朝日新聞デジタル プレミアムA ノモンハンPV


       







“プレミアムA” に連動のPVとデジタル配信記事
PC版の初期設定は無音なので、左下スピーカーマークをオンに。

“プレミアムA” インタラクティブコンテンツ の「第一章」の骨子は無料で見ることができる。

「ノモンハン 大戦の起点と終止符」
 今回、新たに「世界大戦のスイッチ」としてのノモンハン事件、という視点が加わる。
 近年、世界的な歴史家・戦史家をして「ノモンハン事件は、第二次世界大戦の端緒」と言わしめている。欧州と東アジアを結合させて1939年9月1日に世界大戦を勃発させた重要なパズルのピースとして、「従来は戦争としての知名度は低いものの」、“これを語らずしては第二次世界大戦の始まりの説明がつかなくなる”、として特別な光が当てられ始めている。
 日本人は島国的発想から目先の衝突にヒートアップして世界を見失いがちである。他方、当時の欧州の独裁者たちは、ノモンハン事件を奇禍として、東アジアを制圧しながら世界分割の野望に突き進んだ。ノモンハン事件をもたらした日本の短兵急で感情支配型の政治は、同年に独ソ不可侵条約(ナチスドイツとソビエトという二つの全体主義国家によるポーランド共同分割[侵略])を速やかに実現するテコとなり、第二次世界大戦の火ぶたが切って落とされた。

日本の “無責任体質” の起源

 そしてまた、日本側においては、トップが敗戦の責任から逃亡し、現場で勇猛果敢に戦った部下に責任をなすりつけて生き延び、その後もあい変わらず愚かな戦争指導を続けた。そういう腐敗した幹部が重層的に重なり合い相互に補完しあう構図も露わである。
 当時の日本政府も、軍部に負けず劣らずで、国際情勢を理解する力をもたず、事件終結後に内閣は自ら瓦解するという醜態を演じた。その感覚は戦後も一貫していて、最近まで、この事件を世界的に位置づける視点は不足していた。

「血管が破裂する」と吐露した司馬遼太郎
 当時、満洲国にいた司馬遼太郎が、戦後、「ノモンハン事件を書くと自分の血管は(憤りで)破裂する」と述べたのは有名な話である。大作家でさえ、この事件の腐敗した関係者への怒りが抑えられず、冷静な描写ができない内面の苦しみから逃れられなかった。現代の村上春樹氏も『辺境・近境』で書くように、日本人の心性にへばりついて離れない象徴化された戦争ともいえる。
 いまだに乗り越えられないこの国の「無責任体質」。
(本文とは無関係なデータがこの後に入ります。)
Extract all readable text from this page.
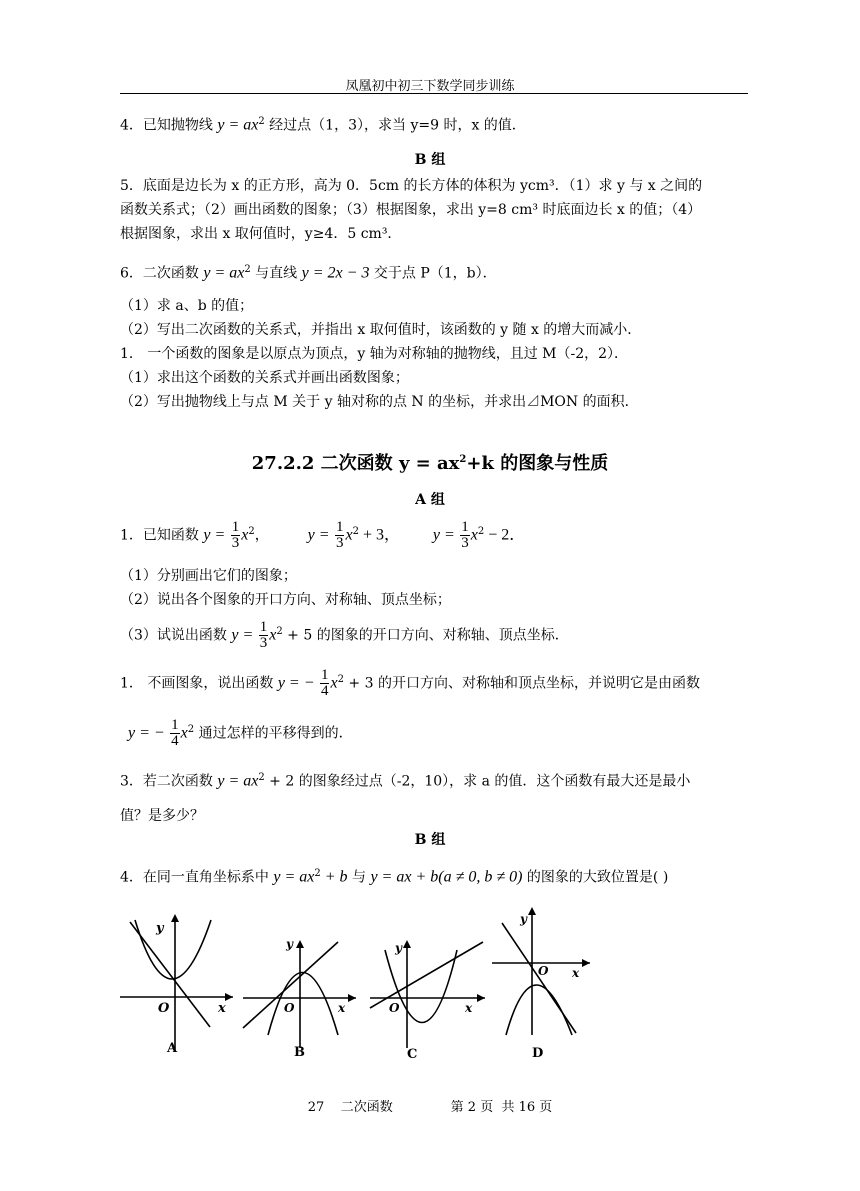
凤凰初中初三下数学同步训练
4．已知抛物线 $y = ax^2$ 经过点（1，3），求当 y=9 时，x 的值．
B 组
5．底面是边长为 x 的正方形，高为 0．5cm 的长方体的体积为 ycm³．（1）求 y 与 x 之间的
函数关系式；（2）画出函数的图象；（3）根据图象，求出 y=8 cm³ 时底面边长 x 的值；（4）
根据图象，求出 x 取何值时，y≥4．5 cm³．
6．二次函数 $y = ax^2$ 与直线 y = 2x − 3 交于点 P（1，b）．
（1）求 a、b 的值；
（2）写出二次函数的关系式，并指出 x 取何值时，该函数的 y 随 x 的增大而减小．
1． 一个函数的图象是以原点为顶点，y 轴为对称轴的抛物线，且过 M（-2，2）．
（1）求出这个函数的关系式并画出函数图象；
（2）写出抛物线上与点 M 关于 y 轴对称的点 N 的坐标，并求出⊿MON 的面积．
27.2.2 二次函数 $y = ax^2+k$ 的图象与性质
A 组
1．已知函数 $y = \frac{1}{3} x^2$， $y = \frac{1}{3} x^2 + 3$， $y = \frac{1}{3} x^2 - 2$．
（1）分别画出它们的图象；
（2）说出各个图象的开口方向、对称轴、顶点坐标；
（3）试说出函数 $y = \frac{1}{3} x^2 + 5$ 的图象的开口方向、对称轴、顶点坐标．
1． 不画图象，说出函数 y = − $\frac{1}{4} x^2 + 3$ 的开口方向、对称轴和顶点坐标，并说明它是由函数
y = − $\frac{1}{4} x^2$ 通过怎样的平移得到的．
3．若二次函数 $y = ax^2 + 2$ 的图象经过点（-2，10），求 a 的值．这个函数有最大还是最小
值？是多少？
B 组
4．在同一直角坐标系中 $y = ax^2 + b$ 与 y = ax + b(a ≠ 0, b ≠ 0) 的图象的大致位置是( )
y
x
O
A
y
x
O
B
y
x
O
C
y
x
O
D
27    二次函数              第 2 页  共 16 页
特に日本は、人々を傷つけ弱い者をいじめる組織犯罪で、トップの責任を免罪する傾向が強い。組織は害悪を垂れ流しても、閉じた「日本的ムラ意識」で内外からの批判を封じ込めていく。この「現代の病」のルーツがここに凝集されている。

1939年、東アジアと欧州を結合させた「ノモンハン事件」
 「プレミアムA」では、ノモンハン事件を、従来の「苛烈な日ソ国境紛争」というボトムアップ型の視点だけではなく、世界史的視点から俯瞰的にとらえなおしている。同社は本企画に向けてグローバルな取材を実施。米国と英国の世界的な戦史家や歴史家にも独占インタビューした。今後、定期的にコンテンツを追加していく。当センターによるモンゴル大草原への5回にわたる現地調査の成果と最新の知見も公開される予定だ。 

稀少映像の数々を公開
 ノモンハン事件の戦場は、モンゴルの首都ウランバートルから東に1,200㎞の辺境。現在のモンゴル・中国(内モンゴル)の国境線にある。強化仕様のランドクルーザーでもトラブルを繰り返しながら到達に3日かかる。全行程が砂漠・半砂漠地帯で、位置を見失えば彷徨する。
 旧戦域は、非常にセンシティブなエリアだ。モンゴル軍・国境警備隊の許可がなければ立ち入れない。今回特例で実施された国境でのドローン空撮映像もふんだんに紹介される。従来あまり見る機会のない両軍の兵器も紹介し、戦争の無謀さにビジュアルで迫る予定だ。戦況図も簡略化して挿入され、時間の流れにそってコンテンツが連動する。ゆっくりと画面をスクロールするのがコツだ。

世界史のダイナミズムに迫る
 通常、複雑にからみつく歴史のダイナミズムを文章だけで理解するのは骨の折れることだ。
 だが今回は、ビジュアル優先でどこからでも好きなところから見ることができる。これはWEBコンテンツのメリットかもしれない。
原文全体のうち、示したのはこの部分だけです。